Sem muitas complicações, o filme apresenta a história de Ferdinand (Jean-Paul Belmondo), um professor cansado de seu casamento e de sua vida fútil, e da jovem Marianne (Anna Karina), com quem se apaixona e foge para o sul da França, cometendo delitos, se envolvendo em conspirações políticas e redescobrindo sua vida. Aliás, na sua realidade mais crua, este é um filme sobre a dança da vida, da forma mais poética possível.
Outra tarefa difícil é falar sobre o roteiro da obra, que não chega a ser exatamente um roteiro. Aqui, e como na maioria de suas obras, Godard se preocupa com os personagens e com seus diálogos. Seu objetivo principal é mostrar suas angústias, suas paixões, seus medos – sem perder o toque de romance, drama e aventura. Tampouco há uma preocupação com a lógica, com o real, já que o importante mesmo é conteúdo onírico – o que faz com que o espectador fuja de qualquer pensamento ou interpretação e apenas sinta.
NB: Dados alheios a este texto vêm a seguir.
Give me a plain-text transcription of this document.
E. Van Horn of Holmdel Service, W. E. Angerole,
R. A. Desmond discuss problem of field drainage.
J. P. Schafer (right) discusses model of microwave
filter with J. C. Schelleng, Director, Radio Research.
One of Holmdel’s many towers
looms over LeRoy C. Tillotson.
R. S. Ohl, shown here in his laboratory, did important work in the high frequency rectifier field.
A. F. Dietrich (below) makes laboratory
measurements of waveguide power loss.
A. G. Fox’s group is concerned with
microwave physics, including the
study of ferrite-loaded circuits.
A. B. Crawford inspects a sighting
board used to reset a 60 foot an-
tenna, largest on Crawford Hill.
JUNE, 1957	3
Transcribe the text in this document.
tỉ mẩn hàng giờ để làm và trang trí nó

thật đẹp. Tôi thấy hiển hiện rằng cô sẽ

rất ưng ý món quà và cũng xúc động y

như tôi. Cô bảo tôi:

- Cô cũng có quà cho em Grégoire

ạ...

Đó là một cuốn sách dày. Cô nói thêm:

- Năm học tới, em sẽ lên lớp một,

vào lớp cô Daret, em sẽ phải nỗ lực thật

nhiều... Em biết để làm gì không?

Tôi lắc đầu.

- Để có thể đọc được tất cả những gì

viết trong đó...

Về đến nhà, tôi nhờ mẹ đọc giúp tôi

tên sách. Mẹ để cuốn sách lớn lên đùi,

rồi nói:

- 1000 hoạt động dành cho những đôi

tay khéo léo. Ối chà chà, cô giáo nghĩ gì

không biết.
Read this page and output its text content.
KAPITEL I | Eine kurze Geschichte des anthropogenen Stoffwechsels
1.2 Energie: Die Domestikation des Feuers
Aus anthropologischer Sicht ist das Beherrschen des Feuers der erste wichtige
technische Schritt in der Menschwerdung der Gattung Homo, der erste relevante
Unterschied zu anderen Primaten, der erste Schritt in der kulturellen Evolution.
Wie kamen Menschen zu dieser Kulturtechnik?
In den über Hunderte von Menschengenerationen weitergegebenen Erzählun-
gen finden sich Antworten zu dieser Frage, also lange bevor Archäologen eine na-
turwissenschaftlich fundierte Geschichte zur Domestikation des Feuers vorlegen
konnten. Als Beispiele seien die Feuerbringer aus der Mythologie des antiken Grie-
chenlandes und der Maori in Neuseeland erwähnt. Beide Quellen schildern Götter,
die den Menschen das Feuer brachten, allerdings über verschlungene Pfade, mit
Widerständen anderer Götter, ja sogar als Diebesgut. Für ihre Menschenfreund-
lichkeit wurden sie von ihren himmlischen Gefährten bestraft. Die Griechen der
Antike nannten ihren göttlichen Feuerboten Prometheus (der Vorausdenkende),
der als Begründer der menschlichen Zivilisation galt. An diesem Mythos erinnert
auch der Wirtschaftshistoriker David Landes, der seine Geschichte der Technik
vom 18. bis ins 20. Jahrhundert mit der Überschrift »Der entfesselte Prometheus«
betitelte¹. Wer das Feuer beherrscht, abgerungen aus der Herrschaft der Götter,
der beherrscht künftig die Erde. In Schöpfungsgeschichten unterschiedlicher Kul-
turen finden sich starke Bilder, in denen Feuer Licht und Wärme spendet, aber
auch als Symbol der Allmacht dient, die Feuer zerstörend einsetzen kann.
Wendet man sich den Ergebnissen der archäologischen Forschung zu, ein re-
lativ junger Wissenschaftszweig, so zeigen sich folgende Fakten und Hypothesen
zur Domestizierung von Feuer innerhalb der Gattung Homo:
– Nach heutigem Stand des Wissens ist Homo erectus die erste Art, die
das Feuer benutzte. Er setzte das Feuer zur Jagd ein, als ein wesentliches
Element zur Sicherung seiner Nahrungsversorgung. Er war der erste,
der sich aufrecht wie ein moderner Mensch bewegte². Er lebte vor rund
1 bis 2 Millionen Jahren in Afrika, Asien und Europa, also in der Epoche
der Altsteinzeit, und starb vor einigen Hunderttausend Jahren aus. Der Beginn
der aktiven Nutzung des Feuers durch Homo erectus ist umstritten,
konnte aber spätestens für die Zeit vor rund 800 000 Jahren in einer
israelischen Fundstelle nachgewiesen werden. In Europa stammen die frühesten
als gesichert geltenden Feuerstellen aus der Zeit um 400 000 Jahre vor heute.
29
A parte visual do filme é outro destaque. Parte da caracterização da Nouvelle Vague é o jogo de cores impecável. Em O Demônio das Onze Horas isso é demonstrado através do branco, do vermelho e do azul – cores das bandeiras da França e dos Estados Unidos e de onde as referências cinematográficas vieram. As sequências musicais, tão encantadoras por si mesmas, não tornam o filme cansativo, mas acrescentam ao seu charme.
A sensualidade é mostrada discretamente por meio das aventuras românticas do casal e pela representação da mulher. Marianne, interpretada por Anna Karina e musa de Godard e da Nouvelle Vague, é uma moça de personalidade forte, porém delicada, intrigante e sensual. Tamanha é a criatividade da direção que é difícil se lembrar de alguma outra obra com a qual esta se pareça.
O que é certo é que O Demônio das Onze Horas não é “mais do mesmo”. Mesmo com todas as características presentes no conceito da Nouvelle Vague, como a crítica e o sarcásmo, o filme não deixa de lado a loucura doce e graciosa de uma aventura com o amor. No final das contas, não há a necessidade de questionamentos; o que vale é a viagem, a dança, a celebração da vida. No final das contas, apenas a poesia cinematográfica importa.